May 2024

Platform version: 1.19.0.0. Updated May 6, 2024.

In this platform version:

PingAccess deploys with version 8.0.1 instead of 7.07. You can find details regarding this release in the PingAccess 8.0.1 release notes.
PingDirectory deploys with version 10.0.0.2 instead of 9.2.0.4. You can find details regarding this release in the PingDirectory 10.0.0.2 release notes.
PingCentral deploys with version 2.0.1 instead of 1.10.1. You can find details regarding this release in the PingCentral 2.0.1 release notes.

These applications are also included:

Elasticsearch replaced by OpenSearch

Improved

After careful consideration over several years, PingOne Advanced Services has replaced Elasticsearch with OpenSearch, an open source branch of Elasticsearch. OpenSearch provides a much larger and innovative feature set that enables a better path forward for continuing to provide log indexing, search, alerting, single sign-on (SSO), custom dashboards, and role-based access.

Elasticsearch data will not be directly migrated into OpenSearch. Instead, only new logs will be processed during the upgrade to platform version 1.19.0.0 and will be available in your new OpenSearch dashboards. We retain 13 months worth of raw log files, and can reprocess up to 3 months of these files into OpenSearch to allow indexed searches of limited historical data, upon request.

This change should not affect logs sent to your SIEM systems, such as Splunk. Log processing pipelines for your endpoints will remain the same, and logs sent to these endpoints will remain in a raw format for you to process.

Kibana Data Views have also been expanded. Each log generated by an app will now have its own data view, which makes it much easier to know where your logs are based on the name of the log file generated by the app. Custom dashboards will need to be exported as JSON files before the upgrade, and after the upgrade, imported into OpenSearch Dashboards and updated to reflect the changes in the new data views. The change to the data views might also require that you update the dashboard panels with the name of the new data view that previously contained the logs of interest.

PingDirectory improvements

Improved

Several improvements were made to PingDirectory:

You can now enable database cache sharing for deployments with multiple backend databases. You can find details in the PingDirectory 10.0.0.0 release notes.
When deployed with multiple backend databases, PingDirectory now performs better than before because preloading has been disabled.
PingDirectory pod IPs availability and propagation to DNS have been improved for multi-region support.
PingDirectory pods graceful shutdown has been improved and now uses an on-premise software-aligned stop-server script to terminate pods.

OnePingLogin

Improved

The PingFederate admin console, PingAccess admin console, ArgoCD, and OpenSearch SSO has been improved to reduce the number of multi-factor authentications.

CAP permissions have also been improved to support additional fine-grained controls over user permissions. Now, users sign on using SSO to access their OpenSearch, PingFederate, or PingAccess environments. The tasks they can perform depend on the administrative roles they are assigned. By default, CAP users will not have any PingFederate or PingAccess roles assigned to them and must submit a service request to request the appropriate roles and permissions.

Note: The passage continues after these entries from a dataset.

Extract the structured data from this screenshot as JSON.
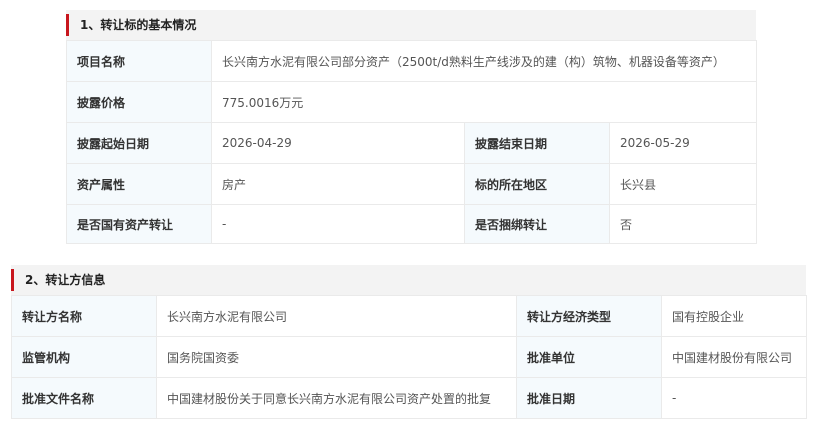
{
  "section1": {
    "title": "1、转让标的基本情况",
    "project_name_label": "项目名称",
    "project_name_value": "长兴南方水泥有限公司部分资产（2500t/d熟料生产线涉及的建（构）筑物、机器设备等资产）",
    "price_label": "披露价格",
    "price_value": "775.0016万元",
    "start_date_label": "披露起始日期",
    "start_date_value": "2026-04-29",
    "end_date_label": "披露结束日期",
    "end_date_value": "2026-05-29",
    "asset_type_label": "资产属性",
    "asset_type_value": "房产",
    "location_label": "标的所在地区",
    "location_value": "长兴县",
    "state_owned_label": "是否国有资产转让",
    "state_owned_value": "-",
    "bundled_label": "是否捆绑转让",
    "bundled_value": "否"
  },
  "section2": {
    "title": "2、转让方信息",
    "transferor_label": "转让方名称",
    "transferor_value": "长兴南方水泥有限公司",
    "econ_type_label": "转让方经济类型",
    "econ_type_value": "国有控股企业",
    "regulator_label": "监管机构",
    "regulator_value": "国务院国资委",
    "approver_label": "批准单位",
    "approver_value": "中国建材股份有限公司",
    "approval_doc_label": "批准文件名称",
    "approval_doc_value": "中国建材股份关于同意长兴南方水泥有限公司资产处置的批复",
    "approval_date_label": "批准日期",
    "approval_date_value": "-"
  },
  "colors": {
    "accent": "#c8161d",
    "header_bg": "#f3f3f3",
    "label_bg": "#f5fafd",
    "border": "#eaeaea"
  }
}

This authentication experience is configured in the PingAccess and PingFederate authentication settings. Changing these settings to use a non-default token provider might delay support because it introduces additional authentication steps for Ping Identity operations resources to review.

PingFederate and PingAccess administrator roles provide fine-grained access to features that allow them to perform specific tasks.

PingFederate administrator roles

User Admin: Those with this role can add and remove users, change and reset passwords, and install replacement license keys.
Admin: Those with this role can configure partner connections and most system settings, but they cannot manage local accounts or handle local keys and certificates.

Expression Admin: Those with this role can map user attributes using Object-Graph Navigation Language (OGNL).

Only administrators who have both the Admin role and the Expression Admin role can be granted:

The User Admin role. This restriction prevents non-Expression Admins from granting themselves the Expression Admin role.
Write access to the file system or directory where PingFederate is installed. This restriction prevents a non-Expression Admin user from placing a data.zip file containing expressions into the <pf_install>/pingfederate/server/default/deploy directory, which would introduce expressions into PingFederate.]

Crypto Admin: Those with this role manage local keys and certificates.
Auditor: Those with this role have view-only privileges.

PingAccess administrator roles

Administrator: Those with this role can access all features unless someone is assigned the Platform Administrator role. If that role is assigned, the Administrators can’t update authorization, user, or environment settings, but can access everything else.
Platform Administrator: Those with this role can access everything that an Administrator can access, but they can also update authorization, user, and environment settings and configurations. Use this role in conjunction with the Administrator role to prevent accidental lockouts.
Auditor: Those with this role have view-only privileges.